また、私もいわゆる「普通の生き方や価値観」は苦痛に感じるタイプだから、勝手な思い込みでシンパシーのようなものを感じたりもした。そのような高村氏個人を知れる著書として手に取ったのが「僕はなぜ小屋で暮らすようになったか」だったのである。
具体的な内容とレビュー
前項で説明した通り、この本は著者個人の自伝のようなものだ。温度の低い冷静な視線で淡々と文章は書かれており、難しい言葉も使われていないので読みやすい。
そして、冷静で読みやすい文章というと無個性なものを想像しがちだが、本書はそういう部分を感じさせない。なぜ、温度の低い冷めた文章で無個性と感じないのかというと、深い思考が伴っているからである。

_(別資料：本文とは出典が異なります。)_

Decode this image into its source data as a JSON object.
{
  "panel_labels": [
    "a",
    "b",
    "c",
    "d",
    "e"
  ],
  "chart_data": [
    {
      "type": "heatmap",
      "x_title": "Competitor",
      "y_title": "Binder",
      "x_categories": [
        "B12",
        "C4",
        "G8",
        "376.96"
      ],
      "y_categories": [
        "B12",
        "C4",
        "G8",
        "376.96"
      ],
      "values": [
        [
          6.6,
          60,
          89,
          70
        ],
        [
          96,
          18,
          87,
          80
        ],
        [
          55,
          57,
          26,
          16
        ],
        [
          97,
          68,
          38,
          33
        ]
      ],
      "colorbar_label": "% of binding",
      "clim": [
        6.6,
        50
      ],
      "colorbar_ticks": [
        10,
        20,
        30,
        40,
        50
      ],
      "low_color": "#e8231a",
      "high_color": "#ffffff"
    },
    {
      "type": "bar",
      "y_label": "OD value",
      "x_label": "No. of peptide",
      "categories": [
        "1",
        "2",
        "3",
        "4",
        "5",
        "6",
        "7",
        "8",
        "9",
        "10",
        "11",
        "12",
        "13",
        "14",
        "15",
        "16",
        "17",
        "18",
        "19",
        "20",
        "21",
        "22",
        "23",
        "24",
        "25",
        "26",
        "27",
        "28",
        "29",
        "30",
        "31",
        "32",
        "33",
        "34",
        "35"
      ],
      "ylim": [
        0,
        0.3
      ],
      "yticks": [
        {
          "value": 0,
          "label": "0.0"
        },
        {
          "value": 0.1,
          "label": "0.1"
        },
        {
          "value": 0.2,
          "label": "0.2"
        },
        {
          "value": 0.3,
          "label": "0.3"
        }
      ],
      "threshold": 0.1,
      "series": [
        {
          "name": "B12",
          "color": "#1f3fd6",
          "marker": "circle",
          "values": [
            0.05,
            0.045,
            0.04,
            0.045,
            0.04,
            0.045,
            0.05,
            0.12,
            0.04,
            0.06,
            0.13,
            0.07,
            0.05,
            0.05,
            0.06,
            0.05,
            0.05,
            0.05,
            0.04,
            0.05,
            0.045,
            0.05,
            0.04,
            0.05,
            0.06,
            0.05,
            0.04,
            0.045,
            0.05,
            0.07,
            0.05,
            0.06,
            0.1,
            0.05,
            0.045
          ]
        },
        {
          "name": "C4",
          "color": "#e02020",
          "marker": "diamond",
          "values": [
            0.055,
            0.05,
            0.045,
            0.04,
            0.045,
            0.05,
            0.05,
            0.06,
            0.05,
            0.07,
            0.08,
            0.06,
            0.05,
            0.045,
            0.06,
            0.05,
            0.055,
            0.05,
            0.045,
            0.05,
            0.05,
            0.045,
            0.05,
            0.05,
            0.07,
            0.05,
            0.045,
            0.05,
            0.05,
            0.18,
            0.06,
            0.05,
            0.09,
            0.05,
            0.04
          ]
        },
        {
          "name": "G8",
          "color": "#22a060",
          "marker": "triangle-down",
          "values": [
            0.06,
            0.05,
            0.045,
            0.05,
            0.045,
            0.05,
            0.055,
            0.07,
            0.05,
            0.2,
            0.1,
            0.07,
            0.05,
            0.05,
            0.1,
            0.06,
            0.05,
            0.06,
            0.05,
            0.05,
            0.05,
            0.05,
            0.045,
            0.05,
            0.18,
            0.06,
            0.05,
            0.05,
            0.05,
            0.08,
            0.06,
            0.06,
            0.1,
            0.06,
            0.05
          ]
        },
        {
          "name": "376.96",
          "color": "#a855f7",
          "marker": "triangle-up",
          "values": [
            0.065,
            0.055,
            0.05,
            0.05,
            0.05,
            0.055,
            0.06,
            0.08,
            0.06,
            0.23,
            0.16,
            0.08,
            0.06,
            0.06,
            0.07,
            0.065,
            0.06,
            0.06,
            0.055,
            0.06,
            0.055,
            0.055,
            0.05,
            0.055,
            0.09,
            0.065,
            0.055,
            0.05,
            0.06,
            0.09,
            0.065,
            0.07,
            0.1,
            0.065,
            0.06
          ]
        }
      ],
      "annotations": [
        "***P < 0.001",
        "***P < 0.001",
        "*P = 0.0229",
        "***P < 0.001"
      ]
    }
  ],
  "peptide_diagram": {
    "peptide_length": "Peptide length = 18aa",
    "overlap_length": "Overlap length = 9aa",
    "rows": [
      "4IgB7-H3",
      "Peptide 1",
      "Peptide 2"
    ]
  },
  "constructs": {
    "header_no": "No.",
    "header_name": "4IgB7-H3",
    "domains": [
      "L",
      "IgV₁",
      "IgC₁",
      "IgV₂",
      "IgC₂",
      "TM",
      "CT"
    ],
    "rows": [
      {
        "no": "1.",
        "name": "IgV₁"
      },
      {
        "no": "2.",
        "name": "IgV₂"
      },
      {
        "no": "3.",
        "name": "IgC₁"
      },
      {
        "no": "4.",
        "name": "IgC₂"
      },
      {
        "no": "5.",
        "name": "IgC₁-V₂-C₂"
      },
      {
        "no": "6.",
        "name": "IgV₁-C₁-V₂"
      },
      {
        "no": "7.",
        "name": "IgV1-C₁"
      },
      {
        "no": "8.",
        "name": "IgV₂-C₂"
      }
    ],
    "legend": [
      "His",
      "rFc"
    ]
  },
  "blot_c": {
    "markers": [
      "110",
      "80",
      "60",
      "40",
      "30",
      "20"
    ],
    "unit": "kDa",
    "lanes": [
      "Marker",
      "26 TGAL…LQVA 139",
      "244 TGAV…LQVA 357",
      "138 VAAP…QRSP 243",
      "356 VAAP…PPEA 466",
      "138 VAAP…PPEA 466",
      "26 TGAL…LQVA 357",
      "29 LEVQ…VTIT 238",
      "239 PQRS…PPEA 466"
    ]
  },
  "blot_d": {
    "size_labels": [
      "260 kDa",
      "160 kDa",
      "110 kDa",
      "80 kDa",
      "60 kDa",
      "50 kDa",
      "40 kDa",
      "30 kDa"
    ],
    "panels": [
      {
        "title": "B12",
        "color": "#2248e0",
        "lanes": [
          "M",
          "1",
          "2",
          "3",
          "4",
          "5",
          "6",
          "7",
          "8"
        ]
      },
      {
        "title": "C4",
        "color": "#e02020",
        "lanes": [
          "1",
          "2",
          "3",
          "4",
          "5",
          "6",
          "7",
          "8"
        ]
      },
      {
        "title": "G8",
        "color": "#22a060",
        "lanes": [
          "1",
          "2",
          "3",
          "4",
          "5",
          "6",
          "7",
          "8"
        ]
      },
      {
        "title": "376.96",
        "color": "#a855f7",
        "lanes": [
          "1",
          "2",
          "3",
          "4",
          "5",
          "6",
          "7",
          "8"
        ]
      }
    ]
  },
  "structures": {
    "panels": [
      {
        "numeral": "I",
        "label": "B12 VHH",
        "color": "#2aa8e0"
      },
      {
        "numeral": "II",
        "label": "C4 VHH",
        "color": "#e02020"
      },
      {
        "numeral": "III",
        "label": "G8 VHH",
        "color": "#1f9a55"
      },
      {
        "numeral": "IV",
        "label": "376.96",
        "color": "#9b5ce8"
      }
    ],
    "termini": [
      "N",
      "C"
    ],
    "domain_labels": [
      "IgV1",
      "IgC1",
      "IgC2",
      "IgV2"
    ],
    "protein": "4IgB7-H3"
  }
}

淡々とした文章の中に、著者個人のとても深い思考を感じるのだ。そうして紡ぎだされた言葉の数々は、一見無個性に感じられがちな温度の低い言葉の数々に魂を宿し、大きな説得力がある。
このような深い思考を随所から感じられることは、本書の魅力の一つといえる。著者の深い思考を軸として、幼少期~現在までの出来事を振り返るのが主な内容だ。
その内容に派手さはないが、読書後は心に染みわたるような良質の味わいがある。また、表紙のデザインも素晴らしく、本書が持つ雰囲気を上手く視覚化しているのではないだろうか。
個人的解釈と本書がおすすめの人
ここからは完全に主観的解釈で個人的な感想を書いていく。高村氏の生き方は一見すると特異に見えるが、日本に住む現代人、特に若い世代には興味を惹かれたり、共感したりする部分もあるのではないかと思う。
もちろん、多くの人は高村氏のような生き方は出来ないし、完全に同じような思考や価値観を持っているわけではない。ただ、現実との折り合いを付けながら自分にフィットする生活を求める、世間一般には理解されにくい個人的な事情を抱えながら生きていく、という部分は現代人にも当てはまると感じるのだ。
私が上記のように感じるのは、自分にも少なからずそのような部分が存在するからである。したがって、同じような事情を抱えている、現代の主流の価値観に違和感を覚えているような人には本書を読んでもらいたい。
個人的な問題や生き方に解決策を示すような本ではないが、何かしらの新しい感覚は得られるのではないかと思う。高村氏の思考や試行錯誤の記録を通して、自分自身 ( ≒ 読者) の思考や価値観も新しい方向へ広がっていけばよいと感じた。